Le Tribunal fédéral constate ensuite que le nouveau règlement respecte le cadre de la délégation législative opérée par l’accord précité, en particulier en ce qui concerne la nouvelle durée minimale de formation. Cette exigence correspond en effet à un certain standard en Suisse. Le Tribunal fédéral note que le règlement aurait certes pour conséquence de contraindre certains cantons à modifier leur modèle de formation gymnasiale actuel, mais que ceux-ci disposent d’une certaine autonomie en la matière : ils pourraient réorganiser le cursus sans devoir nécessairement prolonger la durée totale de la scolarité obligatoire et postobligatoire. Si le législateur cantonal le souhaite, il sera donc encore possible d’obtenir une maturité après quatorze années d’école, ce qui n’induit ainsi pas de changement fondamental.
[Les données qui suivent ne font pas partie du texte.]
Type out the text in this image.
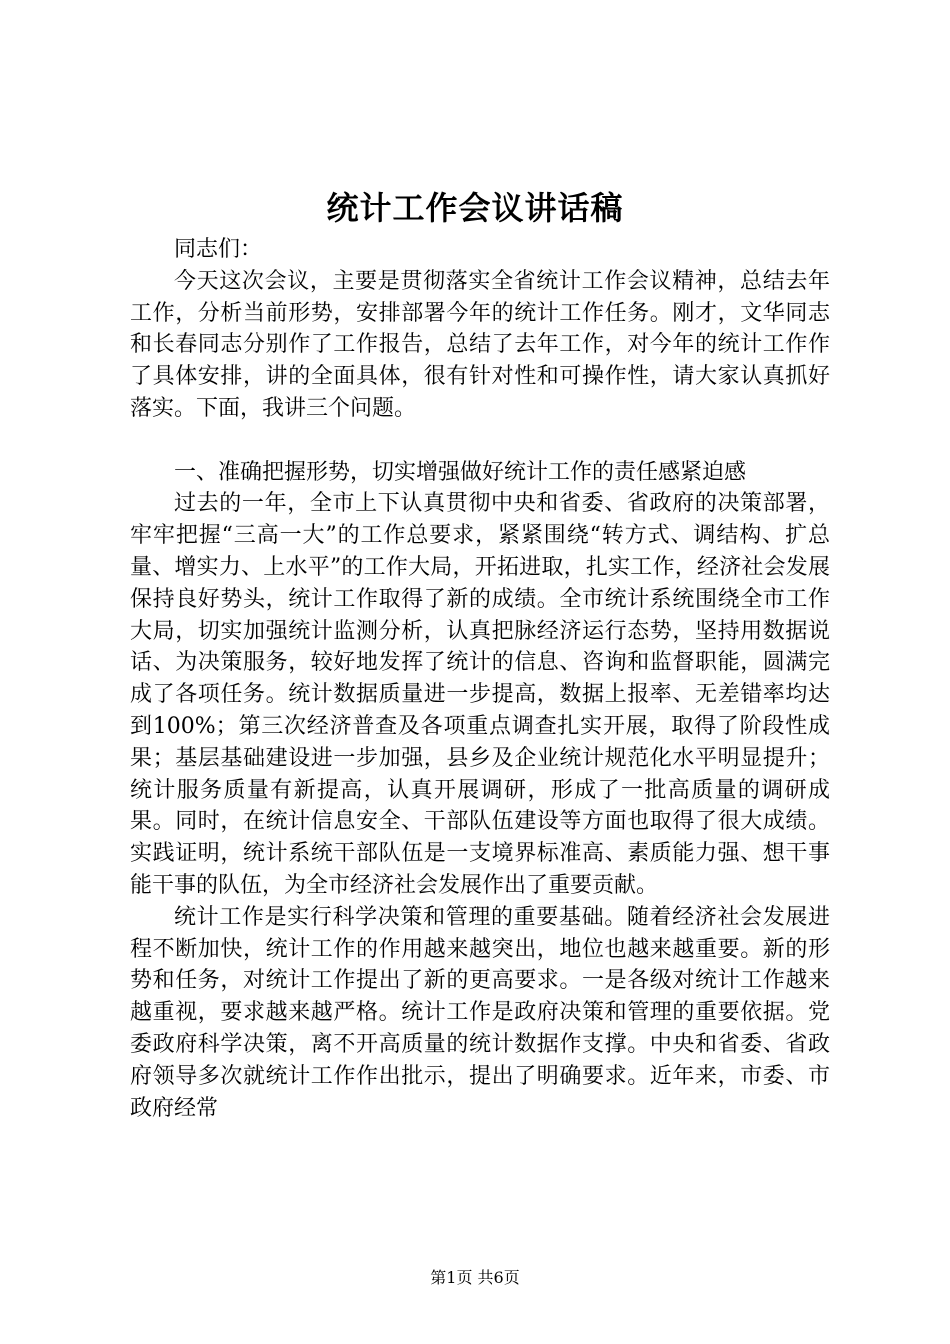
统计工作会议讲话稿

同志们：

今天这次会议，主要是贯彻落实全省统计工作会议精神，总结去年工作，分析当前形势，安排部署今年的统计工作任务。刚才，文华同志和长春同志分别作了工作报告，总结了去年工作，对今年的统计工作作了具体安排，讲的全面具体，很有针对性和可操作性，请大家认真抓好落实。下面，我讲三个问题。

一、准确把握形势，切实增强做好统计工作的责任感紧迫感

过去的一年，全市上下认真贯彻中央和省委、省政府的决策部署，牢牢把握“三高一大”的工作总要求，紧紧围绕“转方式、调结构、扩总量、增实力、上水平”的工作大局，开拓进取，扎实工作，经济社会发展保持良好势头，统计工作取得了新的成绩。全市统计系统围绕全市工作大局，切实加强统计监测分析，认真把脉经济运行态势，坚持用数据说话、为决策服务，较好地发挥了统计的信息、咨询和监督职能，圆满完成了各项任务。统计数据质量进一步提高，数据上报率、无差错率均达到100%；第三次经济普查及各项重点调查扎实开展，取得了阶段性成果；基层基础建设进一步加强，县乡及企业统计规范化水平明显提升；统计服务质量有新提高，认真开展调研，形成了一批高质量的调研成果。同时，在统计信息安全、干部队伍建设等方面也取得了很大成绩。实践证明，统计系统干部队伍是一支境界标准高、素质能力强、想干事能干事的队伍，为全市经济社会发展作出了重要贡献。

统计工作是实行科学决策和管理的重要基础。随着经济社会发展进程不断加快，统计工作的作用越来越突出，地位也越来越重要。新的形势和任务，对统计工作提出了新的更高要求。一是各级对统计工作越来越重视，要求越来越严格。统计工作是政府决策和管理的重要依据。党委政府科学决策，离不开高质量的统计数据作支撑。中央和省委、省政府领导多次就统计工作作出批示，提出了明确要求。近年来，市委、市政府经常

第1页 共6页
Enfin, le Tribunal fédéral rejette toute violation du principe de proportionnalité (art. 5 al. 2 Cst.) sous l’angle de l’arbitraire, soulignant que le nouveau règlement vise un intérêt public d’amélioration de la qualité de la formation en Suisse. De la même manière, il balaye le grief des recourants selon lequel le règlement serait le fruit d’une pression exercée de manière anticonstitutionnelle par le Conseil fédéral.

Partant, le Tribunal fédéral déclare le recours irrecevable, respectivement le rejette dans la mesure où il est recevable concernant une partie des recourants.